Canada and other countries are not to blame for higher drug prices in the United States and are not hitching a free ride on American pharmaceutical research, according to a new study co-authored by York University professor Dr. Joel Lexchin.
The study, which appears in the Oct. 22 issue of the British Medical Journal, was co-authored by Lexchin, an associate professor in the School of Health Policy & Management in York University’s Atkinson Faculty of Liberal & Professional Studies and American Professor Donald Light, of the University of Medicine & Dentistry of New Jersey.
Right: York University Professor Dr. Joel Lexchin
The American government is characterizing other industrialized countries as "free riders" and argues that price controls on drugs in such countries force Americans to pay more than consumers in other countries to fund the research needed to produce new drugs, Lexchin says, but the facts do not back that up.
Light and Lexchin examined reports and statistics from governments, independent sources and the pharmaceutical industries in the US, Canada and abroad. They point out, for example, that pharmaceutical companies in the UK invest more revenue from domestic sales in research and development than companies in the US. Despite this, drug prices in the UK are significantly below US prices and company profit levels are robust, the study says.
"Despite the rhetoric, drug companies do not do much basic research. In fact, they spend less than two cents out of every dollar in sales on basic research. They take basic research – for example, from the National Institutes of Health – and apply it to develop new drugs," says Lexchin. "They don’t need the high prices, given that level of spending."
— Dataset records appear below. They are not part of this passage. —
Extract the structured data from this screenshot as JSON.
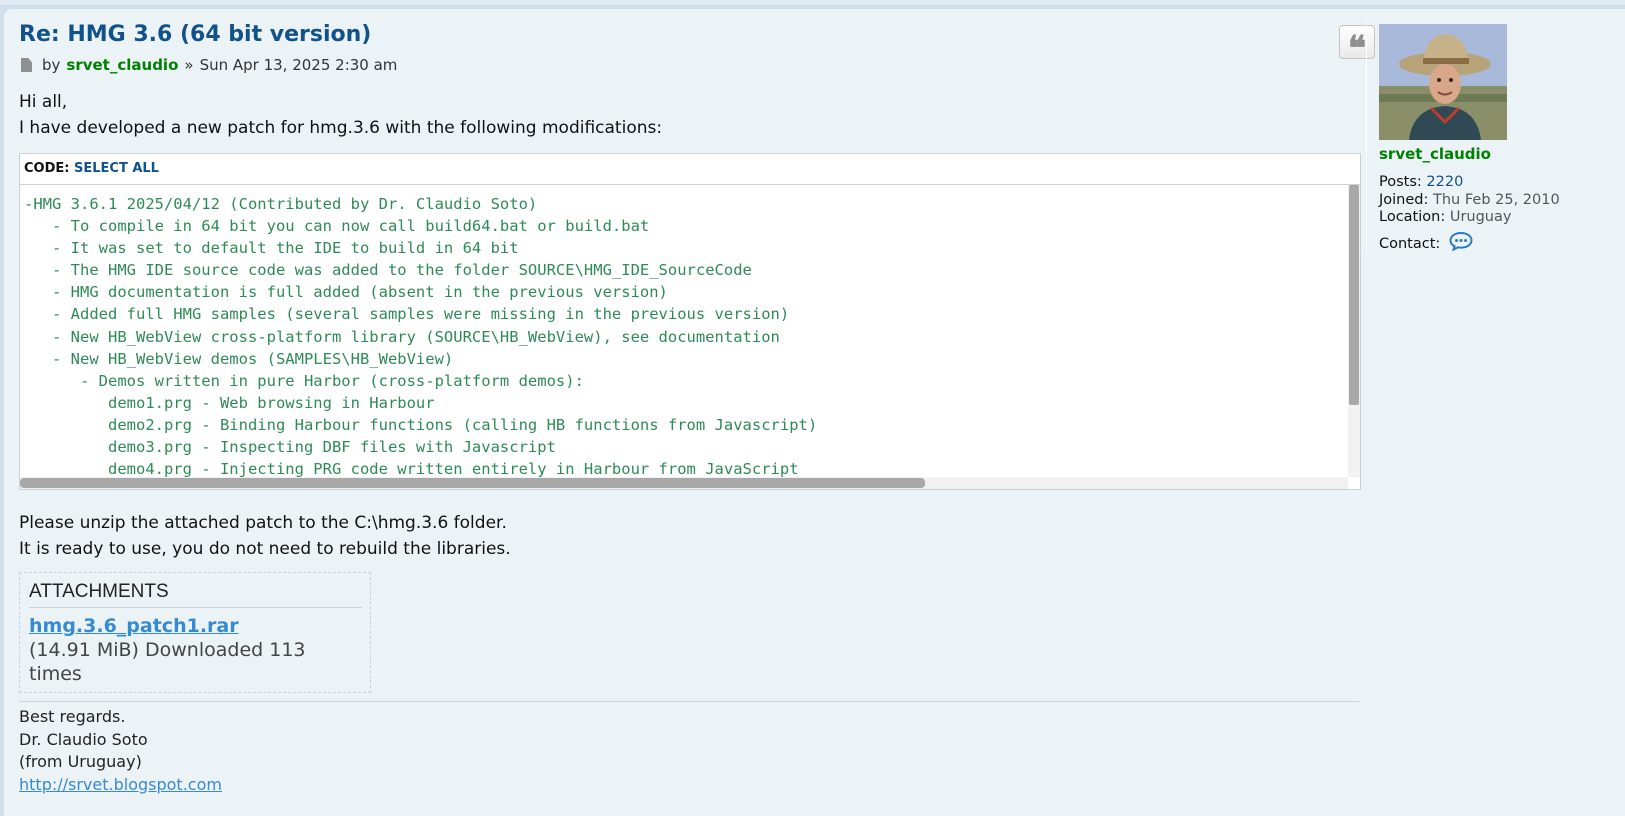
{
  "post": {
    "title": "Re: HMG 3.6 (64 bit version)",
    "meta": {
      "by": "by",
      "author": "srvet_claudio",
      "separator": "»",
      "date": "Sun Apr 13, 2025 2:30 am"
    },
    "intro": [
      "Hi all,",
      "I have developed a new patch for hmg.3.6 with the following modifications:"
    ],
    "code": {
      "label": "CODE:",
      "select_all": "SELECT ALL",
      "text": "-HMG 3.6.1 2025/04/12 (Contributed by Dr. Claudio Soto)\n   - To compile in 64 bit you can now call build64.bat or build.bat\n   - It was set to default the IDE to build in 64 bit\n   - The HMG IDE source code was added to the folder SOURCE\\HMG_IDE_SourceCode\n   - HMG documentation is full added (absent in the previous version)\n   - Added full HMG samples (several samples were missing in the previous version)\n   - New HB_WebView cross-platform library (SOURCE\\HB_WebView), see documentation\n   - New HB_WebView demos (SAMPLES\\HB_WebView)\n      - Demos written in pure Harbor (cross-platform demos):\n         demo1.prg - Web browsing in Harbour\n         demo2.prg - Binding Harbour functions (calling HB functions from Javascript)\n         demo3.prg - Inspecting DBF files with Javascript\n         demo4.prg - Injecting PRG code written entirely in Harbour from JavaScript"
    },
    "after": [
      "Please unzip the attached patch to the C:\\hmg.3.6 folder.",
      "It is ready to use, you do not need to rebuild the libraries."
    ],
    "attachments": {
      "title": "ATTACHMENTS",
      "file_name": "hmg.3.6_patch1.rar",
      "file_info": "(14.91 MiB) Downloaded 113 times"
    },
    "signature": {
      "lines": [
        "Best regards.",
        "Dr. Claudio Soto",
        "(from Uruguay)"
      ],
      "link": "http://srvet.blogspot.com"
    }
  },
  "profile": {
    "username": "srvet_claudio",
    "posts_label": "Posts:",
    "posts_value": "2220",
    "joined_label": "Joined:",
    "joined_value": "Thu Feb 25, 2010",
    "location_label": "Location:",
    "location_value": "Uruguay",
    "contact_label": "Contact:"
  },
  "colors": {
    "title": "#105289",
    "username": "#008000",
    "code_text": "#2e8b57",
    "link": "#368ad2",
    "post_background": "#ecf3f7"
  },
  "icons": {
    "post": "page-icon",
    "quote": "quote-icon",
    "contact": "speech-bubble-icon"
  }
}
Light and Lexchin also cite statistics on America’s share of world sales, its percentage of spending on research and its share of discoveries. Those figures show that – in contrast to a common misconception _ pharmaceutical research and development in the U.S. have not produced more than its proportionate share of new drugs.
The article "Foreign free riders and the high price of US medicine" is available on the British Medical Journal Web site.